Eyeing Nizamabad fray, KCR daughter seeks to turn tables on BJP MP over turmeric plank

By raking up the Turmeric Board issue related to the interest of turmeric farmers of Telangana’s Nizamabad, the ruling Telangana Rashtra Samithi (TRS)’s MLC Kalvakuntla Kavitha, the daughter of TRS supremo and Chief Minister K Chandrashekar Rao, has sought to put her Bharatiya Janata Party (BJP) rival and sitting Nizamabad MP Arvind Dharmapuri on the defensive.

The former Nizamabad MP, Kavitha was defeated by Arvind from the constituency in the 2019 Lok Sabha polls.

Sharpening her attack on Arvind Wednesday, Kavitha accused him of allegedly betraying Nizamabad’s turmeric farmers by failing to persuade the BJP-ruled Centre to set up a Turmeric Board in the district. She said that in his campaign against her in the 2019 election, Arvind had charged her with letting down the local turmeric farmers by not bringing the Turmeric Board to the constituency.

Kavitha said Arvind had then made a pledge to the turmeric farmers that if he won the election it would be easy for him to influence the BJP-led central government to sanction the establishment of the Turmeric Board for the district, which would ensure minimum support price for their produce.

Reeling under the TRS’ attacks and farmers’ pressure, Arvind has maintained that instead of the Turmeric Board, he has got the Centre to set up the Regional Office and Extension Centre of Spices Board in Nizamabad, which, he claimed, was a “better deal” for the constituency as it has already allocated over Rs 100 crore for their crop.

Dismissing the BJP MP’s claim as “misleading”, Kavitha however said, “All that turmeric farmers of the district got was Rs 1.92 crore.” Releasing data that she obtained through her RTI application regarding allocations for Nizamabad’s turmeric farmers, she said in the last three years Arvind could get an allocation of only Rs 1.92 crore from the central dispensation for about 1 lakh such farmers. “If you divide it among all of them, it boils down to less than Rs 200 per turmeric farmer. So, all he (Arvind) did was to deceive farmers,” she alleged.

Citing the RTI data, Kavitha said that for 2020-21, Rs 1,18,71,000 was allocated, including Rs 75 lakhs for boilers and Rs 43.71 lakhs for turmeric polishers. For 2021-22, an amount of Rs 74.81 lakhs was allocated, including Rs 39.73 lakhs for boilers, Rs 6.58 lakhs for turmeric polishers, Rs 15 lakhs for Silpaulin sheets, Rs 10 lakhs for the spices producer group’s assistance in the identified cluster, and Rs 3.50 lakhs for setting up the basic quality testing equipment.

“While Arvind is making tall claims about Rs 100 crore allocation for turmeric farmers, each farmer got only Rs 200,’’ the TRS leader claimed.

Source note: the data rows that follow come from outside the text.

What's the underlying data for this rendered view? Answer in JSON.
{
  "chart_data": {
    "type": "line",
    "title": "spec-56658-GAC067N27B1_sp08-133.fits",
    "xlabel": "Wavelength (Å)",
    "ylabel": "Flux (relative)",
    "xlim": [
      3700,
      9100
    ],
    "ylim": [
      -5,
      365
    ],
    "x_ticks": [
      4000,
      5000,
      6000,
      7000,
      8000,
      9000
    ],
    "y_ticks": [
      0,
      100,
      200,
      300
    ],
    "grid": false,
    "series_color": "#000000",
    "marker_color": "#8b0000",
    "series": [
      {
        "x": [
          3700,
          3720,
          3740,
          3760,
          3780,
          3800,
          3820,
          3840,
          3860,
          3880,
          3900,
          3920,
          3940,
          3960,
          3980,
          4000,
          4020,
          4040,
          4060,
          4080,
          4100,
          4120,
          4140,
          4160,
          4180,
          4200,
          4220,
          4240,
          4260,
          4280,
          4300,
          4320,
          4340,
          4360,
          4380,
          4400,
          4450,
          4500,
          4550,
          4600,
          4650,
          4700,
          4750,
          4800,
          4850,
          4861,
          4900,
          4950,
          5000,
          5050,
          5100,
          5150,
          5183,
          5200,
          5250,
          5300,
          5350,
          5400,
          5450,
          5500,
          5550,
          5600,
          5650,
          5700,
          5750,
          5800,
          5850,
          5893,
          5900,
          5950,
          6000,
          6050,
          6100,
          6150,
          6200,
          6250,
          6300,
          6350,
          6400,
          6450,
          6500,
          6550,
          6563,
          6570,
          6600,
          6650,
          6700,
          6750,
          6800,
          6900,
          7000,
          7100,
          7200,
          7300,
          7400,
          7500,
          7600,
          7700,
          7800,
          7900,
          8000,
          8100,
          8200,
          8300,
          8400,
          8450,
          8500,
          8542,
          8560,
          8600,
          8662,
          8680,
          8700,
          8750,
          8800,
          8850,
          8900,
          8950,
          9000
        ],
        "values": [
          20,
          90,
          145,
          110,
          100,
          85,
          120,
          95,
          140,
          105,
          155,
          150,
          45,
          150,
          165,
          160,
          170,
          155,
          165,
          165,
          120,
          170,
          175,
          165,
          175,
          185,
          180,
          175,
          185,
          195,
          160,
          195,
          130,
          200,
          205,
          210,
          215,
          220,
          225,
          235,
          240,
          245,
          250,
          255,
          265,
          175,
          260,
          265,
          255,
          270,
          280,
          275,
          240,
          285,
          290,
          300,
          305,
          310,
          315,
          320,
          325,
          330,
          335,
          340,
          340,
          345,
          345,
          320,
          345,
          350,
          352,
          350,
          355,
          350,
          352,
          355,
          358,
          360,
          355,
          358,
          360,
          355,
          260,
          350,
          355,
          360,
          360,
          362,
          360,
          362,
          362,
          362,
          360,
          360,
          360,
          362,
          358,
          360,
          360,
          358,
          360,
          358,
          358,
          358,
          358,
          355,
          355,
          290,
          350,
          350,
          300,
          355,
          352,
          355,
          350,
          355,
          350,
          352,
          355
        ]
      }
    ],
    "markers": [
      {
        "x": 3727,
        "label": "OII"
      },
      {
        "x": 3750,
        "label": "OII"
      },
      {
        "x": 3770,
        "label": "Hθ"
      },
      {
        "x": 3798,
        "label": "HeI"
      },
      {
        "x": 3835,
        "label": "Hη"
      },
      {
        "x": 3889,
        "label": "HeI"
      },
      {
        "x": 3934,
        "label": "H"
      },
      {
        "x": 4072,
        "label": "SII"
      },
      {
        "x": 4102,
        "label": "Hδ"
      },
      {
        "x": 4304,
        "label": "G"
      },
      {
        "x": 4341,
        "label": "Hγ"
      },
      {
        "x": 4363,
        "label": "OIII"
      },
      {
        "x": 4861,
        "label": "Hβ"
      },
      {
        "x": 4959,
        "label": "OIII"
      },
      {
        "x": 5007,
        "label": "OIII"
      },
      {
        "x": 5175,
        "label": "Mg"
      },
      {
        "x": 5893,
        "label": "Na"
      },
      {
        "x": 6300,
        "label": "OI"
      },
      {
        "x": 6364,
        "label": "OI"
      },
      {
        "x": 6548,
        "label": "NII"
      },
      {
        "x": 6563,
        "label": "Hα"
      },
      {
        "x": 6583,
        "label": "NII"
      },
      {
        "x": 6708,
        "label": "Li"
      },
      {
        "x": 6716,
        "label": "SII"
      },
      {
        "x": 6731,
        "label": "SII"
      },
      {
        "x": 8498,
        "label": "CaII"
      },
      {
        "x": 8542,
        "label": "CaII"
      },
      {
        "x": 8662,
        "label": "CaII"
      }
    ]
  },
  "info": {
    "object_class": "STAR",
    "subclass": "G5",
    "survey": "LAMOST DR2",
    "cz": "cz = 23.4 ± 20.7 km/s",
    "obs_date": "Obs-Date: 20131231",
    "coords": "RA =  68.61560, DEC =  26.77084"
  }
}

She said that as the first woman MP from Telangana in 2014, she took the fight of Nizamabad’s turmeric farmers to New Delhi and struggled for the establishment of the Turmeric Board but in vain.

Kavitha claimed she had not been commenting on the issue for the last three years because of her respect for the mandate given by the Nizamabad people as she wanted to give the current MP “time to do something regarding his poll promise regarding Turmeric Board made to the local farmers”.

In his defence, Arvind has maintained that instead of the Turmeric Board he brought “something even better” to Nizamabad in the form of the Regional Office and Extension Centre of Spices Board that the Centre set up in the district in February 2020. “The Turmeric Board will have some limitations and will not provide all the services that farmers need but the Spices Board will provide comprehensive services to farmers growing turmeric, chilli and other spices. It will assist in increasing production and growing of good quality crops,” he said.

However, joining issue with the BJP MP, Kavitha, who seems to be gearing up to again throw her hat into the ring in Nizamabad in the 2024 election, alleged that “the Regional Spices Board office has nothing but a few chairs and two people managing it” and that as per the RTI reply it conducted just eight meetings in 2020-21 via video conferences. Its officials say the Board could not work for some time in the beginning as within a month of being established the Covid-induced lockdown was imposed.